DAVIS (AP) — A chemistry researcher at the University of California, Davis who was injured in an explosion at his campus apartment last week was charged Thursday with 10 counts of possessing firearms and explosives.

The Yolo County District Attorney's office does not say in the five-page complaint whether 32-year-old David Snyder intended to harm anyone with the items found in his apartment.

Snyder pleaded not guilty during a brief initial court appearance Thursday in Yolo County Superior Court in Woodland, north of Sacramento.

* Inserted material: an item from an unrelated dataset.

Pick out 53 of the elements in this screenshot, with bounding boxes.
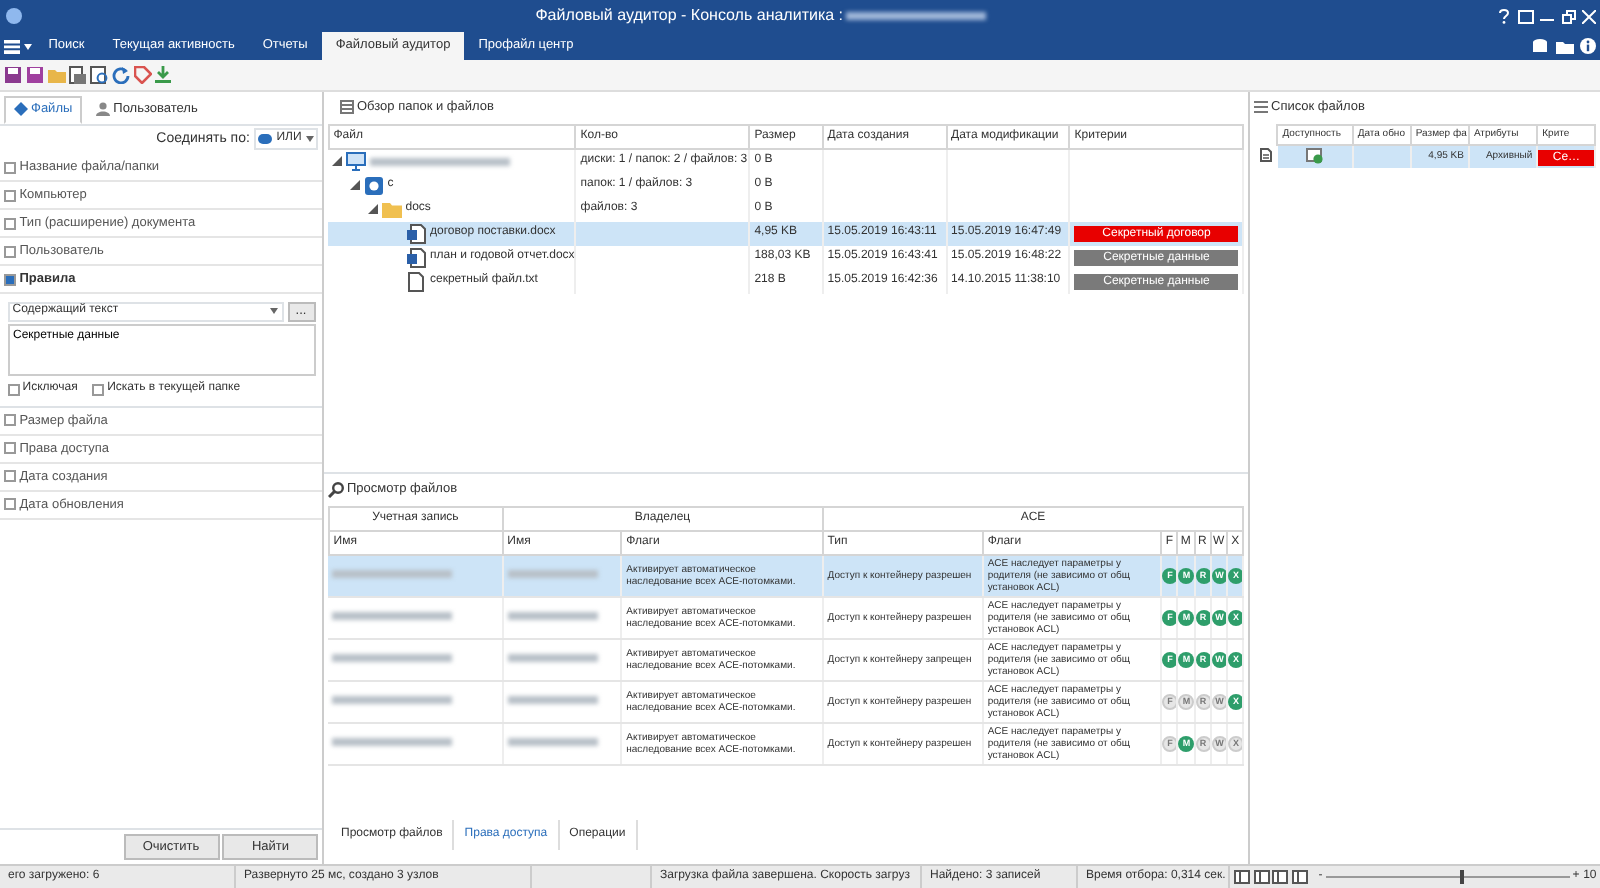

One of his defense attorneys, Linda Parisi, said her client had the materials for research.

"What happened in Dr. Snyder's apartment was an accident. He harbored no intent to build or detonate an explosive device," she said. "He is a chemist working on a variety of projects."

Assistant Chief Deputy District Attorney Michael Cabral said investigators found liquid and solid explosive materials and devices to detonate them in the apartment. He said Snyder had assistance from another individual who is connected to the university but is not a faculty member. That individual has been questioned by investigators, Cabral said, but has not been charged.

Snyder has a doctorate in chemistry from the university. University spokeswoman Claudia Morain said he was involved in a chemistry department project "focused on small molecule synthetic organic chemistry." She could not say if chemicals used in that research were dangerous or explosive.

The laboratory is working to develop materials that could be used to treat polycystic kidney disease, which causes the kidneys to become enlarged with cysts in about one of every 1,000 people. Snyder also was helping to develop compounds to treat secretory diarrhea, which affects millions of people mainly in developing countries, Morain said. He is on investigatory leave from the university.

Snyder was treated at a hospital for hand injuries after the 1 a.m. blast a week ago and was arrested Saturday. He is being held on $2 million bond, but Parisi said she will seek to have the amount reduced at his next court hearing, set for Feb. 8. One of Parisi's colleagues, Jessica Graves, handled Thursday's court appearance.

"I'm hopeful that bail will be set at a more reasonable level," Parisi said by telephone. "He's not a flight risk, he's not criminally oriented, he has no prior record."

A federal agent who would not let his name be used because he was not authorized to speak publicly about the case said the investigation to date has revealed no intention by Snyder to harm anyone.

The blast caused only minor damage to Snyder's apartment but led to the evacuation of about 100 people while the materials were removed and detonated.

He was charged Thursday with two felony counts of possessing firearms in his apartment without the university's permission. Three counts say he possessed a destructive device or explosive, while four allege he recklessly disposed of hazardous waste.

The final charge says he possessed materials with the intent to make a destructive device.

The charges do not describe the explosive materials or the type of firearms Snyder had.